In 11 weeks, a lot can happen in the lives of a 30-something pop star.
Take Joe Jonas. In the 11 weeks since the Jonas Brothers rocked the Minnesota State Fair, Jonas, 34, has separated from his wife, actor Sophie Turner, waged a litigious fight over arrangements for their two young children, continued to tour with his brothers Kevin and Nick, and dropped a new JoBros single called "Strong Enough" featuring rising country singer Bailey Zimmerman.
Take Taylor Swift, 33, who is one of Joe's ex-girlfriends. In the past 11 weeks, she's met and romanced Kansas City Chiefs tight end Travis Kelce, attended four of his football games, released a movie of her Eras Tour, delivered the reworked "1989 (Taylor's Version)," made a cameo appearance on "Saturday Night Live" and taken her tour to Brazil.

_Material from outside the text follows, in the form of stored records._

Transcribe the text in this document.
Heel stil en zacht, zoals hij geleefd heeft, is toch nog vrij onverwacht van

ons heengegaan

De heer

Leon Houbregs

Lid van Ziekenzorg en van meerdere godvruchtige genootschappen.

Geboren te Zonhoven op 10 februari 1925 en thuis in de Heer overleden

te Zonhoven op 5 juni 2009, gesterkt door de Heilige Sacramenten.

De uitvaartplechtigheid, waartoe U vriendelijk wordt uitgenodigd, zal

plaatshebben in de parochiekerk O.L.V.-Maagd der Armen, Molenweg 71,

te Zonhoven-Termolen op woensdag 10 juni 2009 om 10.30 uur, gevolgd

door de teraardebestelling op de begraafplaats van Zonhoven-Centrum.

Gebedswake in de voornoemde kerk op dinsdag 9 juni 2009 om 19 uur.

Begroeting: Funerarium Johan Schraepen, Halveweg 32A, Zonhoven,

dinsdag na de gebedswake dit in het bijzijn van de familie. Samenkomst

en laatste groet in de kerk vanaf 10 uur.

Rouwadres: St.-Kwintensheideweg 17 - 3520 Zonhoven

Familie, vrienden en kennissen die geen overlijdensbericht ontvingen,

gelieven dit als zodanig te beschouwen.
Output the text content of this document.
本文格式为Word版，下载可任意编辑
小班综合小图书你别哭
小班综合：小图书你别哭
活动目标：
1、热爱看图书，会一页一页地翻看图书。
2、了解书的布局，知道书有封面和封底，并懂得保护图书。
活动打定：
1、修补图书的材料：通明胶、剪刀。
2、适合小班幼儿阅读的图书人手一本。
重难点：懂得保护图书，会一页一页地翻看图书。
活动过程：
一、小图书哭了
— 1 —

Sorry to get off on a Taylor tangent in a review of the Jonas Brothers' return to the Twin Cities. But their Five Albums One Night Tour is modeled after — or at least inspired by — Swift's massively successful Eras Tour. At the State Fair, fans got the truncated, nearly two-hour version because of grandstand curfews. On Sunday night at Xcel Energy Center, fans got the full three hours (including intermission) with a Christmas song as a bonus because, well, it's never too early to get into the holiday spirit.
A day after performing live on ESPN's "College Game Day" at James Madison University in Virginia (hey, Taylor, the JoBros have their own football connection), the Jonas Brothers brought flames, fireworks, confetti, stage fog, faux snow, a Y-shaped runway, a satellite stage and a jam-packed repertoire of an exhausting 60-some songs.
The JoBros were undeniably more relaxed and entertaining, more charming and chatty Sunday than at the Great Minnesota Get-Together 11 weeks ago. With his animated face, tousled hair and microphone stand moves, Joe Jonas clearly had his rock-star swagger back. However, the Five Albums One Night strategy disappointed.
If Swift's Eras Tour performance was unquestionably the most fan-fulfilling concert I've ever seen, the JoBros' gig Sunday was one of the most fan-teasing performances I've experienced. Too many songs were trimmed to snippets crammed into less-than-seamless medleys. For those keeping score, more than half — unofficially 35 — of the 62 tunes were abbreviated.
It felt like both too little and too much of the Jonas Brothers, who were popular from 2008-13 before taking a six-year hiatus and becoming bigger than ever after reuniting in 2019. They don't have enough quality material to justify offering five dozen songs. Did we need to hear all 14 numbers from "Happiness Begins," their big comeback LP, even if it was just a taste of most of the tunes?